しかし、総量規制が対象外となるローンもあります。

  • 自動車担保ローン
  • 高額医療費ローン
  • 不動産担保ローン
  • 緊急の医療費

みなし弁済の廃止

貸金業者が個人へ貸し付ける場合には、指定信用情報機関の信用情報を利用した返済能力調査が義務付けられました。

また、個人への貸付けについて、自社からの借入残高が50万円超となる貸付け、あるいは総借入残高が100万円超となる貸付けの場合には、貸金業者に年収等を証する資料の取得が義務付けられました。

調査の結果、総借入残高が年収の3分の1を超える貸付けなど、 返済能力を超えた貸付けが禁止されました。但し、売却可能な資産がある場合など除外・例外貸付けは除かれます。

上限金利の引き下げについては、貸金業法上の「みなし弁済」制度(グレーゾーン金利)が廃止され、出資法の上限金利を20%に引下げました。

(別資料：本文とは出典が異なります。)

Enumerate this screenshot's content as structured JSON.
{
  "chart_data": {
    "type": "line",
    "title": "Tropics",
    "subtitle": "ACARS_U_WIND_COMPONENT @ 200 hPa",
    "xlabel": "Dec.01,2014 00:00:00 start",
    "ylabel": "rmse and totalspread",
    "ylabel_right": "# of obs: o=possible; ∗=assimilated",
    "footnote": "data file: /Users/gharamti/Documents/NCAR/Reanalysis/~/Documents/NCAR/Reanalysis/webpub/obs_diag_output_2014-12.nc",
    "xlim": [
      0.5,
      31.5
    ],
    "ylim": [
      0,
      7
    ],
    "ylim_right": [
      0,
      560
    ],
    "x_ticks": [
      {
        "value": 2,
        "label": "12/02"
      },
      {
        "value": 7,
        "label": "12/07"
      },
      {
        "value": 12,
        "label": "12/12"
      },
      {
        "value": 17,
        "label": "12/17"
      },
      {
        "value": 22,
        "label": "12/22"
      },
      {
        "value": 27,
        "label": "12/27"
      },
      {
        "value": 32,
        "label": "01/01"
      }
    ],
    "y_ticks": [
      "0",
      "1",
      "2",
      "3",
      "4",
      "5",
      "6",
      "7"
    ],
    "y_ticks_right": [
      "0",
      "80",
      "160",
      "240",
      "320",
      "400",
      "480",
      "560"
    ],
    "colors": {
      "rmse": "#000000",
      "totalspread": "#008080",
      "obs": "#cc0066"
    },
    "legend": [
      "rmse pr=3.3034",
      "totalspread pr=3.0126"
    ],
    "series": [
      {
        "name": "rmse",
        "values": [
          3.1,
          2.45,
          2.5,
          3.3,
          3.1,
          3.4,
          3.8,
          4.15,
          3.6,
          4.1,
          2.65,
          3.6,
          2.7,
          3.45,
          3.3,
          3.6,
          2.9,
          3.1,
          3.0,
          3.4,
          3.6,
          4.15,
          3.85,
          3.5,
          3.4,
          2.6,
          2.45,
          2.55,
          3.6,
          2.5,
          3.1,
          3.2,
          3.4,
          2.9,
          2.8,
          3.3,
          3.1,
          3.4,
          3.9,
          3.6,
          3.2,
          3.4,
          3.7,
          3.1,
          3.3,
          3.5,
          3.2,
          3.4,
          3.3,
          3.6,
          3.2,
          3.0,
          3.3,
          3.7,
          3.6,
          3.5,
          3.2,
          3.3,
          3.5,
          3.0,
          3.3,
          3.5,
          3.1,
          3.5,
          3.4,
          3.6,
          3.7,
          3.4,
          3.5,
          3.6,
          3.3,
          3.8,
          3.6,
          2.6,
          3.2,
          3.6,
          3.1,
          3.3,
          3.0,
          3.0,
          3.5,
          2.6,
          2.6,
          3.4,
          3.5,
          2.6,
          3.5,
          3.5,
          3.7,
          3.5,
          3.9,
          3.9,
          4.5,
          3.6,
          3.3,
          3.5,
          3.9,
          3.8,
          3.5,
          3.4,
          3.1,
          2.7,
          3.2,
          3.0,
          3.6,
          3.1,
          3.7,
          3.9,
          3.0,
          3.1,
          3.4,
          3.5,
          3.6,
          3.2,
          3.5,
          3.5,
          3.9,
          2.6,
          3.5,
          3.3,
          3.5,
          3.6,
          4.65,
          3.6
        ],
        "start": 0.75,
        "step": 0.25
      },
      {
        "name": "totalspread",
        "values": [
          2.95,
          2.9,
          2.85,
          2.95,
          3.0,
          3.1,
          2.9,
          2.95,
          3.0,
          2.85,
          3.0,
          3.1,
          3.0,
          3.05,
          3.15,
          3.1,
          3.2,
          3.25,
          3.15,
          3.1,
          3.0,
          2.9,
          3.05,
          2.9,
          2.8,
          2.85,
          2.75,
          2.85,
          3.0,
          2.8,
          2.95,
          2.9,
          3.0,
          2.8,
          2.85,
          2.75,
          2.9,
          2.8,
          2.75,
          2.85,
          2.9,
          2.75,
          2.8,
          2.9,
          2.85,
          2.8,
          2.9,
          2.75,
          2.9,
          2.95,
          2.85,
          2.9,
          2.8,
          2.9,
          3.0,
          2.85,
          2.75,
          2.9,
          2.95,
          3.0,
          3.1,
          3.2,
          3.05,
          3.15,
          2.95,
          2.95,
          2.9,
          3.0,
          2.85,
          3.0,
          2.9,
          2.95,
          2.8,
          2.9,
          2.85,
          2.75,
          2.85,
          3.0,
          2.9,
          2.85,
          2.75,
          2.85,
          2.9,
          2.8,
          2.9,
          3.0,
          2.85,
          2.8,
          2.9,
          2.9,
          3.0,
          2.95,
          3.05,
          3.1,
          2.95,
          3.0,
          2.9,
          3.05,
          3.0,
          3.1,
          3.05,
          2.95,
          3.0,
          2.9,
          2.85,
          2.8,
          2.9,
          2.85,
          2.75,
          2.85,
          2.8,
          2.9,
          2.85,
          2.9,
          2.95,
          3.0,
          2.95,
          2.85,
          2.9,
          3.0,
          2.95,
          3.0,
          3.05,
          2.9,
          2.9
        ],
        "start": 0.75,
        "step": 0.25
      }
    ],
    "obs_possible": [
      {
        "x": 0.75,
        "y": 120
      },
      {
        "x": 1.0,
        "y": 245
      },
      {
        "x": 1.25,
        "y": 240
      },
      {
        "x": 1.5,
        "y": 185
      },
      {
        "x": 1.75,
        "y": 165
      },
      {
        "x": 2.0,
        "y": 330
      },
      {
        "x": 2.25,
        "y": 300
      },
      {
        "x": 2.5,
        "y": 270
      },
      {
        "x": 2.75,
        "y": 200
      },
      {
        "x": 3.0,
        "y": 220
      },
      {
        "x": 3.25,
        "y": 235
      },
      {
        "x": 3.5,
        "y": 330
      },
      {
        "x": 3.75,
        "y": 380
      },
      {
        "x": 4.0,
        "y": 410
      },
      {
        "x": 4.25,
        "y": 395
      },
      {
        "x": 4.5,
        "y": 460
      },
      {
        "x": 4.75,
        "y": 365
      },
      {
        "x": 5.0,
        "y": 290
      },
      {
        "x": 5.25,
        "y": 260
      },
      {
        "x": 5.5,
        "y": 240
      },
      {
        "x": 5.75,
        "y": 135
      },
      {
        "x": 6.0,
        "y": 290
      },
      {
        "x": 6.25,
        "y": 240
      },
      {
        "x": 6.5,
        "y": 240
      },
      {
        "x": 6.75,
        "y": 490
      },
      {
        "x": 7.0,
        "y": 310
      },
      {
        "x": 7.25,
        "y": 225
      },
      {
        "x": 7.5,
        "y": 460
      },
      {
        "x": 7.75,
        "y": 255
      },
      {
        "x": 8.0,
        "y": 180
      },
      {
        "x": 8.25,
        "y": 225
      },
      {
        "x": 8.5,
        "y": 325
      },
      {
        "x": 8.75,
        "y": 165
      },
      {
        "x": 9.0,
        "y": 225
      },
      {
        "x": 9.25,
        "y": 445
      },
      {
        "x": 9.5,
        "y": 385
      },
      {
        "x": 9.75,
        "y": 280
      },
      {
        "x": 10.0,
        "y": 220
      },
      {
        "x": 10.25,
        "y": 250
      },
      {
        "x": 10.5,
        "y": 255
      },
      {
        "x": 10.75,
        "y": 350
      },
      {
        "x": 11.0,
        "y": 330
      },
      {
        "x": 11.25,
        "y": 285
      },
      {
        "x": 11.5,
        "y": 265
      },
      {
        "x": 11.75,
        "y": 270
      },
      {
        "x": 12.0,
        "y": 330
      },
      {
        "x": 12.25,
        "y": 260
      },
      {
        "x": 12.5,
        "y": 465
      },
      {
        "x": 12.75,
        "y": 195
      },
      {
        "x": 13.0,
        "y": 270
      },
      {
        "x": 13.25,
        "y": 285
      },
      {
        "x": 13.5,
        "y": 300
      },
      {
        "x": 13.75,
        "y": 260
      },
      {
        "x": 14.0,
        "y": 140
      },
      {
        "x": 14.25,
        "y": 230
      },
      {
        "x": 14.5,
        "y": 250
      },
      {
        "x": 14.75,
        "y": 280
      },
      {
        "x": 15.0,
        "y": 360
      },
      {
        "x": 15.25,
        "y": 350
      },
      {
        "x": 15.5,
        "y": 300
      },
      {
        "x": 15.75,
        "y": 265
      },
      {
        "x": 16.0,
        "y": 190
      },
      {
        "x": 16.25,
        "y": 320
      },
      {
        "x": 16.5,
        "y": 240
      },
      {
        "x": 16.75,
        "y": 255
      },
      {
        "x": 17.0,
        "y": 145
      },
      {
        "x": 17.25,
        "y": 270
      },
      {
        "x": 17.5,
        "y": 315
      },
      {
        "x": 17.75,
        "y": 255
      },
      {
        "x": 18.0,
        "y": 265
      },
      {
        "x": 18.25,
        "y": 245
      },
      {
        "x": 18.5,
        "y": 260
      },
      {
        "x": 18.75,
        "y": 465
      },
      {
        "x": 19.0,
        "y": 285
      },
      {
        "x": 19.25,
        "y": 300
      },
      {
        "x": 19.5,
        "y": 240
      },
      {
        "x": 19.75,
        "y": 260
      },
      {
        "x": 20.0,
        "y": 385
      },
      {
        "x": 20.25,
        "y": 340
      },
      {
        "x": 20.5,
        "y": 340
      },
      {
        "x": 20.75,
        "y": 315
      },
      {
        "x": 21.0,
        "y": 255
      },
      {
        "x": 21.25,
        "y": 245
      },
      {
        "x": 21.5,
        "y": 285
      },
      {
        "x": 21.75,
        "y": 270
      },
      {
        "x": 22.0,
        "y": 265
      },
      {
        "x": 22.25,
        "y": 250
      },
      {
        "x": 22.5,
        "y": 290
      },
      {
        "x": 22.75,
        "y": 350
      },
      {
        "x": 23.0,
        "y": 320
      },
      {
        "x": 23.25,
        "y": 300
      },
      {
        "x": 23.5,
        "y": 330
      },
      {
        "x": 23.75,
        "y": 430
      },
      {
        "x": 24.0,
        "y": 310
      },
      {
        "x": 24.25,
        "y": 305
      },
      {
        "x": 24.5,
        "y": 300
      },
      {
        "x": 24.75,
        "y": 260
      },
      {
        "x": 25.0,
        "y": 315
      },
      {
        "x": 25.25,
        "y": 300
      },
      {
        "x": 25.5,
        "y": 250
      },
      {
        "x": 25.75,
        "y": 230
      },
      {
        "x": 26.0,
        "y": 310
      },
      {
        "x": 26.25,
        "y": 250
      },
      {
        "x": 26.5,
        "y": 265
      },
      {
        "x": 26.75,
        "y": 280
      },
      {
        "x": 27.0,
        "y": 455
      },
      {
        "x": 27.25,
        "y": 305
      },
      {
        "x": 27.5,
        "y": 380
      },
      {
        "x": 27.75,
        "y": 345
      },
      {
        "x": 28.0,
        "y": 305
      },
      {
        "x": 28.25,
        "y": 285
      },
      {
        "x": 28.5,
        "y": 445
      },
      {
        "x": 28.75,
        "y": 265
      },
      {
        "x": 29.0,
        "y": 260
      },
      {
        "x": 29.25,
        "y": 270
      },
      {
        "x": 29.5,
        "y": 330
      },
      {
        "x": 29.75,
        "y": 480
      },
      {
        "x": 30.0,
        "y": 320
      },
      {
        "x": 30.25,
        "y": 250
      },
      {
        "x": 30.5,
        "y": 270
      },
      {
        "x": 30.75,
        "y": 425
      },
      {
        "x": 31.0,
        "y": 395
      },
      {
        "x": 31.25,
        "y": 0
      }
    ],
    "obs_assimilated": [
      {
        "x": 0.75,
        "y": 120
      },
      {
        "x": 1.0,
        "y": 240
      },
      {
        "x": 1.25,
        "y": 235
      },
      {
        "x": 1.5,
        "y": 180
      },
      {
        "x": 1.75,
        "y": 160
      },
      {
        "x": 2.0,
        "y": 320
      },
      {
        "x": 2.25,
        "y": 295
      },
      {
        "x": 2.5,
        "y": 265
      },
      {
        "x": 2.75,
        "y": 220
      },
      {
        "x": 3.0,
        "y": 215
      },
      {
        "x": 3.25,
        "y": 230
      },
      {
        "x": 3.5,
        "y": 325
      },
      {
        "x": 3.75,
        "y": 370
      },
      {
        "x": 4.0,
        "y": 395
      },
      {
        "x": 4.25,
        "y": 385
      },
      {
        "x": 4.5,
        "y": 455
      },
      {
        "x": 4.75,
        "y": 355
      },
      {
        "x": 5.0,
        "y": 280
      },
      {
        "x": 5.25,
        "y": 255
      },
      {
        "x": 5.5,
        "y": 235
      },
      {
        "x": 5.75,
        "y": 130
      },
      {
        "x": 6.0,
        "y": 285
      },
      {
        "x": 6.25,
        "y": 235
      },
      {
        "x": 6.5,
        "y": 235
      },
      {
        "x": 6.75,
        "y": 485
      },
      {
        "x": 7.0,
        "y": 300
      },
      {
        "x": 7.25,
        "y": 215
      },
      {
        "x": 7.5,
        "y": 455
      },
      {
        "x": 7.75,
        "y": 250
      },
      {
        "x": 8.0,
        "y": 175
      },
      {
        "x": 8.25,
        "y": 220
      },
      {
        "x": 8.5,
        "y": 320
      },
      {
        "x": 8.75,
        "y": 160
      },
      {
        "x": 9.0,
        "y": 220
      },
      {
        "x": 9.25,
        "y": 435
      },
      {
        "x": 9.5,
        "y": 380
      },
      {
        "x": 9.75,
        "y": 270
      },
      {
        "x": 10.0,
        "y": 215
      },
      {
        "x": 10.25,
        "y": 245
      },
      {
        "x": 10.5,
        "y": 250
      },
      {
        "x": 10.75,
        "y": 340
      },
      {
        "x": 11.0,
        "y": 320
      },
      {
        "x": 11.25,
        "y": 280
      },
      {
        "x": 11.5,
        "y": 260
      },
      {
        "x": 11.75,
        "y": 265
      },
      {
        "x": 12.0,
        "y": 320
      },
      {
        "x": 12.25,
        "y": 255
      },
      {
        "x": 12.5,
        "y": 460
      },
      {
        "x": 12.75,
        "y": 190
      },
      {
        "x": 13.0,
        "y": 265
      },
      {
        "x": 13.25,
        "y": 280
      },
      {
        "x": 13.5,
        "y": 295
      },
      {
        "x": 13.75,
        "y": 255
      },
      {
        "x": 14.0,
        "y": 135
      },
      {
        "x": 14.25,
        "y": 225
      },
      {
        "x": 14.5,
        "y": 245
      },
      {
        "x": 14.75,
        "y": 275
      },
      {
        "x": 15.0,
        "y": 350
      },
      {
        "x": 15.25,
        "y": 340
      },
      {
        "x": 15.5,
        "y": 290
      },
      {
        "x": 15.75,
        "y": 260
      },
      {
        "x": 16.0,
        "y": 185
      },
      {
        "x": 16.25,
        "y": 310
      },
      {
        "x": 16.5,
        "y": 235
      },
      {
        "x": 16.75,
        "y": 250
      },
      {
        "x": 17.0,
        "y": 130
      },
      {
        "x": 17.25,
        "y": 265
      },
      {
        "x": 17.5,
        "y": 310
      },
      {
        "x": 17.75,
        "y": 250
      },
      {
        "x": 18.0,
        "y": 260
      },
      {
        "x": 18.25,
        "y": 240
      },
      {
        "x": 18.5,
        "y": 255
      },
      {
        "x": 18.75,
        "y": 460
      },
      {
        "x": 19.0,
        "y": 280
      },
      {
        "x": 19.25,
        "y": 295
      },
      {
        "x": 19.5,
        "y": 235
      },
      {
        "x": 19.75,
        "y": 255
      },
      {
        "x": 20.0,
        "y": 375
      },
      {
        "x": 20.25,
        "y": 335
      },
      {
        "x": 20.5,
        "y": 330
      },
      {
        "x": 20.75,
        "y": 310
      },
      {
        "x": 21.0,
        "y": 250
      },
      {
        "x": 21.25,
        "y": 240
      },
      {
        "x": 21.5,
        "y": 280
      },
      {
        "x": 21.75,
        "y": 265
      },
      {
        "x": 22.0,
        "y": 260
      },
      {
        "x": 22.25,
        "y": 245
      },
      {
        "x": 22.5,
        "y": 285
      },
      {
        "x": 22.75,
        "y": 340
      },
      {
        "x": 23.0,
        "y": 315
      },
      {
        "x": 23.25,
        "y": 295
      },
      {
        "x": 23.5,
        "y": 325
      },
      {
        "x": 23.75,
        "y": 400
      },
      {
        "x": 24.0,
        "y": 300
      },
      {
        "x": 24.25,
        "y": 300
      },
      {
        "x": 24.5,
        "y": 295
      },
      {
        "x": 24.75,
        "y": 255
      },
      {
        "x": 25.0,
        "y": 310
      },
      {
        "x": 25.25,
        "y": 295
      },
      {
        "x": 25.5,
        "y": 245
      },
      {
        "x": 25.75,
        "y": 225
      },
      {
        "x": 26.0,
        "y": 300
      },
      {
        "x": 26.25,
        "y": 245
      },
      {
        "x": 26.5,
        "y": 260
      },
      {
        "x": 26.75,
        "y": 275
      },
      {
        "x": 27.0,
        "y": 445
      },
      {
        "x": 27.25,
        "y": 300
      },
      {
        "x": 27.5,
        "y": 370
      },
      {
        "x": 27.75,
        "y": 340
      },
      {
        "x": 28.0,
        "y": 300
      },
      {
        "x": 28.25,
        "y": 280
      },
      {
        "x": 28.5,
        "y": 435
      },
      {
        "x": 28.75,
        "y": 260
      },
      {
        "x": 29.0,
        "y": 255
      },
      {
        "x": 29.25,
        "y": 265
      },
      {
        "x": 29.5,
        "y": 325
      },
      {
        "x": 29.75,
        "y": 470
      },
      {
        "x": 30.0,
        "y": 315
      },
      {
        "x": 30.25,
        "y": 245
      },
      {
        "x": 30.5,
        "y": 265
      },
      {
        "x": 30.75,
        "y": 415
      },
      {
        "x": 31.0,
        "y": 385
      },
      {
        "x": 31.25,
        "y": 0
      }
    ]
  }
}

利息制限法の上限金利(20%〜15%)と出資法の上限金利(20%)の間の金利での貸付けについては、行政処分の対象となります。

ヤミ金融対策

また、ヤミ金融対策の強化として、ヤミ金融に対する罰則が強化されました。(懲役5年→10年) ※超高金利(109.5%超)の貸付けや無登録営業などが該当。貸金業協会を、認可を受けて設立する法人とし、貸金業者の加入を確保するとともに、都道府県ごとの支部設置が義務付けられました。

これにより日本貸金業協会が設立されました。 日本貸金業協会は、広告の頻度や過剰貸付防止等について自主規制ルールを制定し、これを当局が認可する枠組みを導入しました。